To tackle these challenges, the research team utilized a technique that involved doping the solar cell precursor with Ag. This Ag doping helps to reduce the loss of Sn and improves the mixture of materials at lower temperatures. As a result, crystal growth is accelerated, leading to fewer defects and better solar cell performance. The study meticulously examined how varying the placement of Ag within the precursor impacts defects and the properties of electron-hole recombination within the solar cells. The findings revealed that Ag can significantly boost solar cell performance by minimizing Sn loss and enhancing defect suppression.

Interestingly, the researchers discovered that improper placement of Ag can disrupt the formation of Zn and Cu alloys, causing Zn to gather in the bulk and create defect clusters. This misplacement can increase electron-hole recombination losses and lead to poorer performance. This insight underscores that the performance of solar cells is highly dependent on the specific placement of Ag doping.

Additionally, the study indicated that the liquid material created by Ag doping encourages crystal growth, which greatly enhances both the density and crystallinity of the absorber layer. This improvement results in a better energy band structure with fewer defects, facilitating smoother charge transport within the cell. These findings are poised to make a significant impact on the development of high-performance solar cells at a lower cost.

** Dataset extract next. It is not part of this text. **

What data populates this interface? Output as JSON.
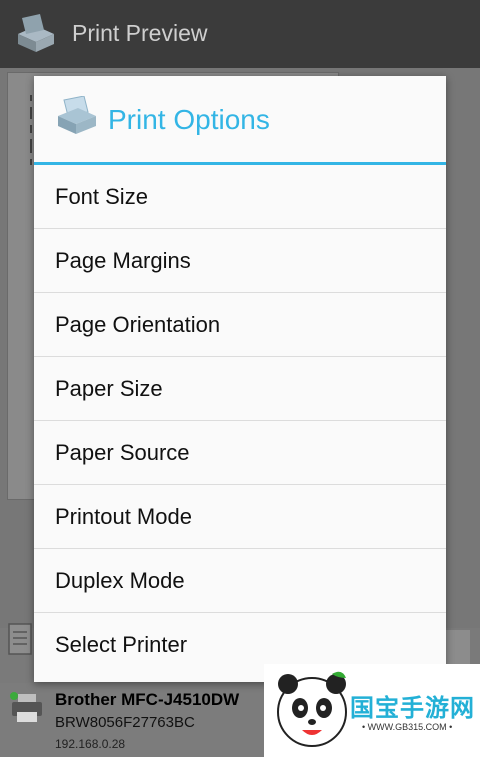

“In this study, we thoroughly examined the effects of Ag doping—an aspect that hasn’t been clearly defined before—process by process. We found that silver plays a crucial role in preventing tin loss and enhancing defect management,” stated Yang Kee-jeong, a senior researcher at the Division of Energy & Environmental Technology. “The findings provide valuable insights for designing silver-doped precursor structures aimed at increasing solar cell efficiency and are likely to aid in advancing various solar cell technologies.”

This research received funding from the Ministry of Science and ICT’s Source Technology Development (Leapfrog Development of Carbon Neutral Technology) Program and the Future-Leading Specialization Research (Grand Challenge Research and Innovation Project (P-CoE)) Program. The study has been published online in Energy & Environmental Energy (IF 32.4), a prominent international journal in the energy sector.